All this matters because how much money the state will have on hand when the current fiscal year ends on June 30 will be a major driver in the negotiations leading to the approval of the fiscal 2023-24 budget which is supposed to be in place by July 1.
“Supposed to” is the operative phrase here, since Senate Majority Leader Joe Pittman, R-Indiana, let it drop last month that he’s not necessarily wedded to that deadline.

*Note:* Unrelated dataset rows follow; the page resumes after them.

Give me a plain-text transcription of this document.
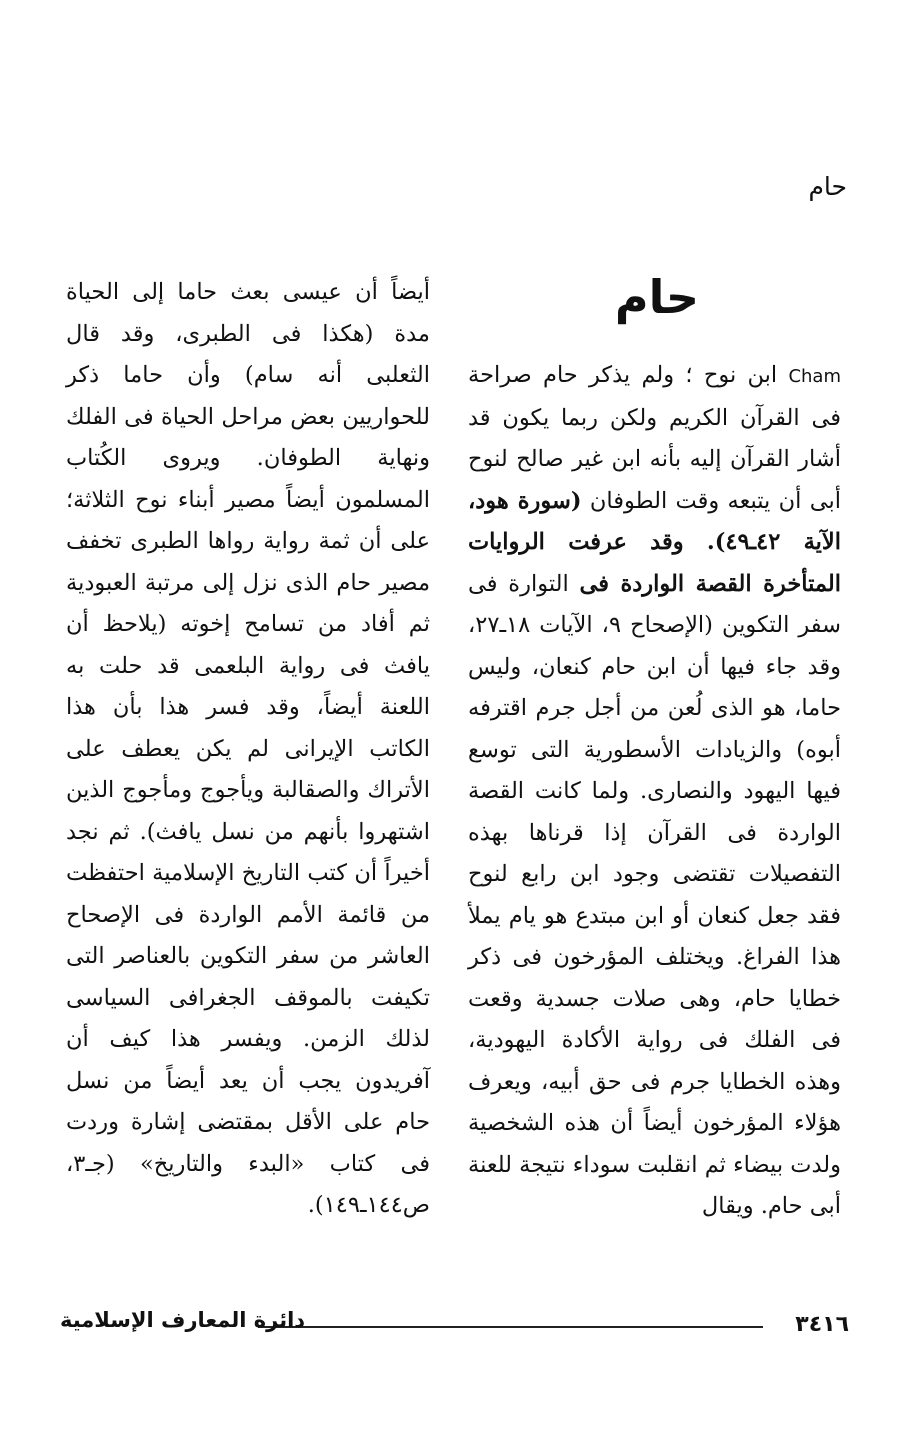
حام
حام

Cham ابن نوح ؛ ولم يذكر حام صراحة فى القرآن الكريم ولكن ربما يكون قد أشار القرآن إليه بأنه ابن غير صالح لنوح أبى أن يتبعه وقت الطوفان (سورة هود، الآية ٤٢ـ٤٩). وقد عرفت الروايات المتأخرة القصة الواردة فى التوارة فى سفر التكوين (الإصحاح ٩، الآيات ١٨ـ٢٧، وقد جاء فيها أن ابن حام كنعان، وليس حاما، هو الذى لُعن من أجل جرم اقترفه أبوه) والزيادات الأسطورية التى توسع فيها اليهود والنصارى. ولما كانت القصة الواردة فى القرآن إذا قرناها بهذه التفصيلات تقتضى وجود ابن رابع لنوح فقد جعل كنعان أو ابن مبتدع هو يام يملأ هذا الفراغ. ويختلف المؤرخون فى ذكر خطايا حام، وهى صلات جسدية وقعت فى الفلك فى رواية الأكادة اليهودية، وهذه الخطايا جرم فى حق أبيه، ويعرف هؤلاء المؤرخون أيضاً أن هذه الشخصية ولدت بيضاء ثم انقلبت سوداء نتيجة للعنة أبى حام. ويقال

أيضاً أن عيسى بعث حاما إلى الحياة مدة (هكذا فى الطبرى، وقد قال الثعلبى أنه سام) وأن حاما ذكر للحواريين بعض مراحل الحياة فى الفلك ونهاية الطوفان. ويروى الكُتاب المسلمون أيضاً مصير أبناء نوح الثلاثة؛ على أن ثمة رواية رواها الطبرى تخفف مصير حام الذى نزل إلى مرتبة العبودية ثم أفاد من تسامح إخوته (يلاحظ أن يافث فى رواية البلعمى قد حلت به اللعنة أيضاً، وقد فسر هذا بأن هذا الكاتب الإيرانى لم يكن يعطف على الأتراك والصقالبة ويأجوج ومأجوج الذين اشتهروا بأنهم من نسل يافث). ثم نجد أخيراً أن كتب التاريخ الإسلامية احتفظت من قائمة الأمم الواردة فى الإصحاح العاشر من سفر التكوين بالعناصر التى تكيفت بالموقف الجغرافى السياسى لذلك الزمن. ويفسر هذا كيف أن آفريدون يجب أن يعد أيضاً من نسل حام على الأقل بمقتضى إشارة وردت فى كتاب «البدء والتاريخ» (جـ٣، ص١٤٤ـ١٤٩).

دائرة المعارف الإسلامية	٣٤١٦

“I’m hopeful that we will have a commonsense product by June 30. But I will say that, whether it’s before June 30, on June 30, or after June 30, … our caucus … is focused on making sure it’s a responsible product for the taxpayers of this Commonwealth. And so we’re not wed to June 30,” Pittman said during an appearance before the Pennsylvania Press Club.
Below, a look at the state’s April collections by major category.
Sales Tax: Sales receipts totaled $1.2 billion for April, which was $43.1 million above estimate. Year-to-date sales tax collections total $11.7 billion, which is $227.6 million, or 2%, more than anticipated.
Personal Income Tax: PIT revenue in April totaled $2.9 billion, or $322 million below estimates. That brought year-to-date PIT collections to $14.9 billion, which is $406.4 million, or 2.7%, below estimate.
Corporate Taxes: The state collected $992.1 million in corporate taxes last month, which was $261.3 million above estimate. Year-to-date corporation tax collections total $7.2 billion, which is $1.1 billion, or 18.7%, above estimates, state data showed.
Inheritance Tax: The state collected $118.7 million from the inheritance tax last month, coming in $5.5 million ahead of estimates. That brought the the year-to-date total to $1.3 billion, which is $36.4 million, or 3%, ahead of projections.
Realty Transfer Tax: Realty transfer tax collections totaled $41.9 million for April, which was $21.8 million below estimate. That brought the fiscal-year total to $528.9 million, which is $95.4 million, or 15.3% less than anticipated.
Other General Fund Revenue: Other collections, which include cigarette, malt beverage, liquor and gaming taxes, totaled $61.9 million last month, coming $18.5 million above estimate. That brought the year-to-date total to $1.4 billion, which is $12.6 million, or 0.9% above estimate.
The PIT and realty transfer tax numbers above bear some additional mention, since Pittman tipped the GOP’s hand on the importance of those collections in their budget calculus.
During his Press Club appearance, Pittman sounded wary of any prospect of reducing the state’s income tax levy.
“I think we’d have to be very careful about any conversation of a potentially big reduction,” to the income tax, Pittman said, responding to a question about Shapiro’s plan to offer tax credits of up to $2,500 to newly certified teachers, nurses, and police officers, which now appears in jeopardy.
Meanwhile, a quintet of progressive Democrats in the state House have proposed tweaking the state’s flat 3.07% income tax levy so that it levels the playing field between the richest and poorest Pennsylvanians. But if that number stays flux-y, any change is likely DOA in the Republican-controlled Senate.
Now about the realty transfer tax.
Realty transfer collections also dipped in March, coming in at $50.5 million, or $11.3 million below estimates. Pittman said he’s paying particular attention to that metric since it could be the canary in the coal mine for any severe economic downturn.
“if you look at some of the details of revenues coming in, in my opinion, that is a red flashing light. And that red flashing light is the real estate transfer tax,” Pittman told his Press Club audience.
“The revenues that have come in for real estate transfer taxes have plummeted. And to me, that’s a sign of recession time to come. And so from my vantage point, we have to keep that in mind. And we have to be judicious on how we proceed with this budget,” the Senate GOP leader said.